For crypto investors, the ruling shows courts are losing patience with vague claims and polished token mechanics. Market analysts say this kind of pressure changes how traders price risk. I think that is right, but only partly. Most guides frame these cases as legal risk. That is too narrow. When regulators close in, capital often leaves smaller tokens and moves into assets that look cleaner or harder to attack, usually Bitcoin (BTC) and Ethereum (ETH). We saw versions of this during SEC actions over unregistered securities offerings, when some altcoins sold off while BTC held steady or gained 2-3% in a week. Why does this matter? Because courts and regulators can change trading behavior without placing a single order.
The SICC decision could also encourage more representative actions and class style claims in other jurisdictions. Lawyers expect crypto teams to tighten disclosures to reduce litigation risk. Sounds boring. It matters anyway. Counter to the usual advice, better disclosure is not always a growth killer. If stablecoin and DeFi projects have to explain risks in plain language, some experimental launches may slow down, but better funded, more regulated platforms may benefit. Smaller tokens could lose volume if exchanges get pickier about trading pairs, especially pairs tied to stablecoins with weaker compliance records. Watch liquidity. It can vanish quietly, and then price moves get nasty.
What this means
The ruling points to more personal liability for founders and less room for loose marketing around crypto products. Courts are willing to act when projects make false claims about stability, reserves, or safety. New token teams will probably spend more time with lawyers before launch. They will also spend more money on audits and disclosures. Honestly, that is not all bad. Yes, this contradicts the usual crypto instinct to move fast — bear with me. Investors may prefer boring transparency to another clever mechanism that works only until everyone wants out at once. Stablecoins and DeFi protocols with stronger audits and clearer regulatory footing, such as USDC and DAI, could keep gaining ground against murkier alternatives.
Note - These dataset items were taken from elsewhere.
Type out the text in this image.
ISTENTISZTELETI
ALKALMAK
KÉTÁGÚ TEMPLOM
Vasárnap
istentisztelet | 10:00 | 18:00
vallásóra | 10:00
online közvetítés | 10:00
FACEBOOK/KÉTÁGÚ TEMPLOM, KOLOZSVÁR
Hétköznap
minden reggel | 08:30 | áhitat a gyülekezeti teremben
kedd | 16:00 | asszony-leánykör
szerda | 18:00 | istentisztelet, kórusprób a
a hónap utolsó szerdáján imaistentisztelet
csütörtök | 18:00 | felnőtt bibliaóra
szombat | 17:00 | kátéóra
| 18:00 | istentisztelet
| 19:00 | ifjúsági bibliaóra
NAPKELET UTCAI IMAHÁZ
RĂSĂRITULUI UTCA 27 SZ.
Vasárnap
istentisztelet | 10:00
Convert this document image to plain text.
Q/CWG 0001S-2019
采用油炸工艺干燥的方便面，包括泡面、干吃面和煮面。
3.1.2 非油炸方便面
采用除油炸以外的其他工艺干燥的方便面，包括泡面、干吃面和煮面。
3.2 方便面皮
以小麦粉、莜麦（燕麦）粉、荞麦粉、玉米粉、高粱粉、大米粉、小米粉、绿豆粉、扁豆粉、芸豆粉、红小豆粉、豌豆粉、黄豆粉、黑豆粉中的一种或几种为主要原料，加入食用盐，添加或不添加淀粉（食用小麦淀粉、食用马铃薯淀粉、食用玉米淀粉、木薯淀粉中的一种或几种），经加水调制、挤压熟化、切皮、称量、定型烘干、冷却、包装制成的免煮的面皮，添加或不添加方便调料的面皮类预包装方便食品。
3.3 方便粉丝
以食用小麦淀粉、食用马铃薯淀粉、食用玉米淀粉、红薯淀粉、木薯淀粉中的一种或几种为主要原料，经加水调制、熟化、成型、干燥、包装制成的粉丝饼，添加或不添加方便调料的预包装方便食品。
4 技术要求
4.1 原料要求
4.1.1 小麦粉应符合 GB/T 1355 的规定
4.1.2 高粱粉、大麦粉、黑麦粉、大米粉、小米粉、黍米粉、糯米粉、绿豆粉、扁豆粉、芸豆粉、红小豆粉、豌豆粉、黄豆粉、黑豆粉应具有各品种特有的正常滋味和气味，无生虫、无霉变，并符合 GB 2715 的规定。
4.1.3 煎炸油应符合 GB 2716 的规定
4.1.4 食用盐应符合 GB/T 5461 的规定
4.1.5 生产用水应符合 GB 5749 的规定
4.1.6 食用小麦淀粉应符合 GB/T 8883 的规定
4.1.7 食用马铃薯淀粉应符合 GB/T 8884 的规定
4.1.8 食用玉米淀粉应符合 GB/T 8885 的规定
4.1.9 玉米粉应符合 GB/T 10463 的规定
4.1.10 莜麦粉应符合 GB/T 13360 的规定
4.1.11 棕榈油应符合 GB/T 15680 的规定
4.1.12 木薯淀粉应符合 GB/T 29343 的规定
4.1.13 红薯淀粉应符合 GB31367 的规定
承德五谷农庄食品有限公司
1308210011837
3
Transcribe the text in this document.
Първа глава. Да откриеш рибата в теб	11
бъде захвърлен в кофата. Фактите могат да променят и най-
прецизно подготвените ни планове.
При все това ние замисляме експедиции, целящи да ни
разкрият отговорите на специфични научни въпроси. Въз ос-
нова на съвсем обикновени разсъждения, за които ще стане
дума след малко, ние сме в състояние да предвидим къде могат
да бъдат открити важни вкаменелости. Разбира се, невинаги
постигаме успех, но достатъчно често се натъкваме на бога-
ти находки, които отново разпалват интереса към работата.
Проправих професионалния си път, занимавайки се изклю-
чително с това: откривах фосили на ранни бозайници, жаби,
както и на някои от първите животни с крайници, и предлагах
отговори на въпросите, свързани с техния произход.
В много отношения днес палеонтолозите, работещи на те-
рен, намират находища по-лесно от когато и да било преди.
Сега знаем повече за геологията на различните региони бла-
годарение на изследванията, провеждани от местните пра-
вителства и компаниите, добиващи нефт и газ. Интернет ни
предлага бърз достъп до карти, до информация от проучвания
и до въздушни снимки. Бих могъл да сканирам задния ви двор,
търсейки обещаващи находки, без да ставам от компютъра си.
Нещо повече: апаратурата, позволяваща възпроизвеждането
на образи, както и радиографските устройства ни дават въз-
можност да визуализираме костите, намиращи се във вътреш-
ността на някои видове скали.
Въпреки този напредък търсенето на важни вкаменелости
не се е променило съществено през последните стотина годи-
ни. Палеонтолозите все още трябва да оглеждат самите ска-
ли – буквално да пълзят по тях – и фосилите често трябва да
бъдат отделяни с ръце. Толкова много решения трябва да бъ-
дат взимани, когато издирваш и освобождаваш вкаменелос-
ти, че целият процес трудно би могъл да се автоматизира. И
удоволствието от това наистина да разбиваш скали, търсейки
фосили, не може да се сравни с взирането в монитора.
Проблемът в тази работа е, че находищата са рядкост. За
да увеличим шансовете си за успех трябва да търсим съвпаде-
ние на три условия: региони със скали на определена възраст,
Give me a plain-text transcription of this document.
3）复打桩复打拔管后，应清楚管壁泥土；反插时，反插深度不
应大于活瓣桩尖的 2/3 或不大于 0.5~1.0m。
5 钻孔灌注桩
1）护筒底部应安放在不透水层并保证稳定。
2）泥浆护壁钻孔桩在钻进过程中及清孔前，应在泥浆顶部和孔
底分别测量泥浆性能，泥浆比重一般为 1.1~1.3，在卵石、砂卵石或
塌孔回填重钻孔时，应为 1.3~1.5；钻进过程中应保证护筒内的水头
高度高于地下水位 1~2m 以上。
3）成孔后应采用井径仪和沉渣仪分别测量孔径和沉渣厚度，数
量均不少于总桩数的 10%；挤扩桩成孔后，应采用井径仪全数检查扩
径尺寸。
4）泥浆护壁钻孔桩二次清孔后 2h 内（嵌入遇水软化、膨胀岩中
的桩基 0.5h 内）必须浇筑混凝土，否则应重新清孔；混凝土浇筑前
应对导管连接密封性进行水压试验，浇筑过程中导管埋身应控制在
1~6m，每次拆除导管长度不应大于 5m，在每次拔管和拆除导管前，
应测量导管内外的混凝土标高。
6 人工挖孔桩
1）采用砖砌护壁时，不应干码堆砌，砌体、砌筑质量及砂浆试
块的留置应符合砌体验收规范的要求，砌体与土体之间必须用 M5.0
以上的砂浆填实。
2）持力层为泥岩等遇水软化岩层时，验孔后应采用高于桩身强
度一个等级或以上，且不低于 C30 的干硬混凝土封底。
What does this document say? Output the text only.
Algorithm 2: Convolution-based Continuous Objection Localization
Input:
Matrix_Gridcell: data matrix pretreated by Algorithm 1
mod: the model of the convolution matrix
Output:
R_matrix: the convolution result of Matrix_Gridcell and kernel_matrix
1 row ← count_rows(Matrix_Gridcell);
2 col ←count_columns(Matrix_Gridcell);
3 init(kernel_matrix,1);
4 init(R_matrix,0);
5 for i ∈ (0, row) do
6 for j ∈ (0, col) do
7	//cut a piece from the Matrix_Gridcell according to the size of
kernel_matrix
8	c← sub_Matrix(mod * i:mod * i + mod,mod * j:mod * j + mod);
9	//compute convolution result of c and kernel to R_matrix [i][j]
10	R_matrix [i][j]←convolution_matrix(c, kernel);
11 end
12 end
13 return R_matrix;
Next, the market will watch the remaining Terraform related cases. That includes the South Korean criminal case against Do Kwon and claims moving through Terraform’s bankruptcy process. Victim recoveries will depend heavily on Chapter 11 distributions, not just courtroom wins. Traders should also watch announcements from the SEC, CFTC, and EU regulators under MiCA. Is this overkill? For projects with similar models, no. A major penalty, hearing date, or rule change can move prices quickly. If bad regulatory news hits DeFi, ETH could face extra selling pressure. If the market reads the news as crypto specific risk rather than broad risk, BTC could retest levels like $60,000. These moves rarely happen cleanly. But dates matter, and in crypto, legal calendars can turn into trading calendars.